A be, hangi AB’dir bu?
Batı Putu’na tapan Etki Ajanı Ertuğrulgillerin...
Türkiye’mizi ısrarla “itelemeye çalıştıkları” Avrupa Kahpeler Birliği’dir!



Papa Muhibbi Mister Yüzsüz, Topkapı Sarayı Darphane-i Amire binasında açılan bir sergiyi gezmiş, sergi defterine takdirlerini içeren birkaç cümle yazmış…
Serginin konusu mu; Yirmi Sekiz Şubat döneminde üniversitelerde başörtülü öğrencilere uygulanan baskılar.
28 Şubat Cuntasının, başörtüsü yasağı dâhil olmak üzere bütün icraatlarını ayakta alkışlamış bir Bay Yüzsüz olarak, şimdilerde “günah çıkarma” ayaklarında!
Aslında Vatikan’a gidip Papa’sının huzurunda günah çıkarma şovu dahi yapacak; amma velakin koronavirüsnedeniyle başta Roma, İtalya tepeden tırnağa karantina altında!
*
“Papa Françesko” filminde Papa ile yapılmış bir mülakatta verilen cevaplara “kendi sorularını yazarak” Papa’sına hayalindeki KHK mesajını verdirten de Mister Yüzsüzden başkası değildi…
Hayali sorusu şuydu: “Sayın Papa, KHK ile atılanlar önünüze gelse affeder miydiniz?”

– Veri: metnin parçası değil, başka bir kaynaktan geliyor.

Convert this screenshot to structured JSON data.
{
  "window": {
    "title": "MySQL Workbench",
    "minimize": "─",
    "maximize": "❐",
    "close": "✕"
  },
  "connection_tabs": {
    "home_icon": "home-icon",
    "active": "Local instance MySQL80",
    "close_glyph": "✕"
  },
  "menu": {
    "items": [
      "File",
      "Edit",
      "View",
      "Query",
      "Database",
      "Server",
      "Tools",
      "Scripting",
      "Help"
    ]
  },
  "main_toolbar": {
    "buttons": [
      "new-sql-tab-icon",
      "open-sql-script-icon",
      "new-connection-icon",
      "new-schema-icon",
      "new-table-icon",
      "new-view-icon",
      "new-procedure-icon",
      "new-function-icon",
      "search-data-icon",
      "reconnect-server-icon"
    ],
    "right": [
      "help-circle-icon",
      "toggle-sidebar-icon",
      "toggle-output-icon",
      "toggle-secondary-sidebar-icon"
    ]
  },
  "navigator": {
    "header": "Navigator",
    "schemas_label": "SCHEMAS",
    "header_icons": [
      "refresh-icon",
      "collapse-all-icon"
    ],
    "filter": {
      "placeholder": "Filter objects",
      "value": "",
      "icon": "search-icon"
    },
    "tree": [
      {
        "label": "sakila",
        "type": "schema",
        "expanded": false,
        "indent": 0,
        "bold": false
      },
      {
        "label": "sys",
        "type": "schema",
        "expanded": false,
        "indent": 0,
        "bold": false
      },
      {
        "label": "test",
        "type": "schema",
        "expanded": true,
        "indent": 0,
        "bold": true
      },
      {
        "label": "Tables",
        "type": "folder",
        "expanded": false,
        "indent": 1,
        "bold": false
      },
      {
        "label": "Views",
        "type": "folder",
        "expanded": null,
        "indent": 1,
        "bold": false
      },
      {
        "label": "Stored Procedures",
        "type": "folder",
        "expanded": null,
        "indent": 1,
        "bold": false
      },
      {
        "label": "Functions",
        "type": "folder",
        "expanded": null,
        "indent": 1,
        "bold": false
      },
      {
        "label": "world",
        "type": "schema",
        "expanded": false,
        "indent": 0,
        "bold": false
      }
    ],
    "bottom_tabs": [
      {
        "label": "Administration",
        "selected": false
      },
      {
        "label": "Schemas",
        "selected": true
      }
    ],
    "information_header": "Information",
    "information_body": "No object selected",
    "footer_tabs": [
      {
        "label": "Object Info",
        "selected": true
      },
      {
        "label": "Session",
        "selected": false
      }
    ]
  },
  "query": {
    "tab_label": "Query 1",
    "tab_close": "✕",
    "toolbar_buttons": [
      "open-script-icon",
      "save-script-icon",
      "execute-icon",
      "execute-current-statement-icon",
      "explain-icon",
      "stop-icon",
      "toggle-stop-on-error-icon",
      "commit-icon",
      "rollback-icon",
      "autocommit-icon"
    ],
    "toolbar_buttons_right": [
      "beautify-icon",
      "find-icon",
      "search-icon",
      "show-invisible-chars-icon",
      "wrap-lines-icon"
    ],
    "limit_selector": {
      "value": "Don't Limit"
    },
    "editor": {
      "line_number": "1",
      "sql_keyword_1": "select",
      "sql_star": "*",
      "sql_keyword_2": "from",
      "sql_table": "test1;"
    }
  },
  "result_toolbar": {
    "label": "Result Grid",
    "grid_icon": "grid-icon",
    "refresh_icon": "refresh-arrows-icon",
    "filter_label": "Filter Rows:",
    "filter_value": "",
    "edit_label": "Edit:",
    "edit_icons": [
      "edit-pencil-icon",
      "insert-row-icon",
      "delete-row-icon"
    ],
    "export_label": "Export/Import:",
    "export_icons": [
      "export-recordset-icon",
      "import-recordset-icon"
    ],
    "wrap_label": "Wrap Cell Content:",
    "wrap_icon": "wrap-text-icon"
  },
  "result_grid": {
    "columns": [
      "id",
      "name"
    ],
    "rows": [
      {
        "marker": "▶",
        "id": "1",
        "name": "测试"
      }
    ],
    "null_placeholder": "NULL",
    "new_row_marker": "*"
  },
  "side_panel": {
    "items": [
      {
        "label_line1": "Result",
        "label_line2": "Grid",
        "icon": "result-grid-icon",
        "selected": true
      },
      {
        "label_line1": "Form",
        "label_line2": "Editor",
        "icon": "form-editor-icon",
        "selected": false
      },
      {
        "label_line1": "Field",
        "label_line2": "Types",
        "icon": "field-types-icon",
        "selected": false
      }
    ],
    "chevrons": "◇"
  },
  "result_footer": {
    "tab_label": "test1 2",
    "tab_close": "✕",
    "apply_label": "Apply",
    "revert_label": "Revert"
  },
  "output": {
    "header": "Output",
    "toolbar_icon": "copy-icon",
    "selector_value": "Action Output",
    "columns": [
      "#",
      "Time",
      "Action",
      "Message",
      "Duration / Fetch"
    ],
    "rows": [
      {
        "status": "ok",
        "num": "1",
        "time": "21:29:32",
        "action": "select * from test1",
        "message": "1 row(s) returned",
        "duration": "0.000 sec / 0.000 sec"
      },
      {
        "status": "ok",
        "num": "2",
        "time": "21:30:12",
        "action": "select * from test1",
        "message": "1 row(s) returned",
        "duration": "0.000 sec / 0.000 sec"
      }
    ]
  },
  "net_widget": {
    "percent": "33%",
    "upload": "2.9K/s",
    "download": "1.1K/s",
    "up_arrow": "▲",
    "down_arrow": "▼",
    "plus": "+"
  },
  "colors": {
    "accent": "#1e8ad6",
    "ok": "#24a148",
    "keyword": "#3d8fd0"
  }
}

“KHK’lıları Papa’sına kurtartma!” hayali kuran işbu Yüzsüz; Fetullah’ın dönemin Papa’sı İkinci Jean Paul’ü ziyaretini (1998) alkışlayanlar arasındaydı.
SİLAH KUŞANAN MANŞETLER
Fetullah, Papa’yı ziyaretinden beş hafta kadar önce yani “1997’yi, 1998’e bağlayan yılbaşında” 28 Şubat’ın “şöhretli” generali Çevik Bir’e övgüler düzen bir mektup göndermişti.
O mektuptan altı buçuk ay evvelinde ise…
Genelkurmay Başkanlığı, medyaya “İrtica Brifingi” verdi! (11 Haziran 1997)
Aynı gün, Mister Yüzsüz yanına Emin Çölaşan’ı alıp Genelkurmay İkinci Başkanı Çevik Bir’i ziyaret etmişti:
Medyanın Lee Van Cleef’i Çölaşan, Mister Bir’e “28 Şubat kararlarına karşı direniş olursa ve gerekirse silah kullanacak mısınız?” diye sormuş…
Sam Amca’sının Orgenerali Bir de “Gerekirse tabii ki kullanırız” cevabını vermişti!
Çıkışta, Hürriyet’in Başındaki Bay Yüzsüz, yazarı Çölaşan’a şöyle sesleniyordu: “Helal olsun, Emin; yine manşeti kurtardın!”
*
12 Haziran 1997 tarihli Hürriyet “Gerekirse Silah Bile Kullanırız” manşetiyle çıktı: Manşette, Org. Bir’in adı geçmiyordu...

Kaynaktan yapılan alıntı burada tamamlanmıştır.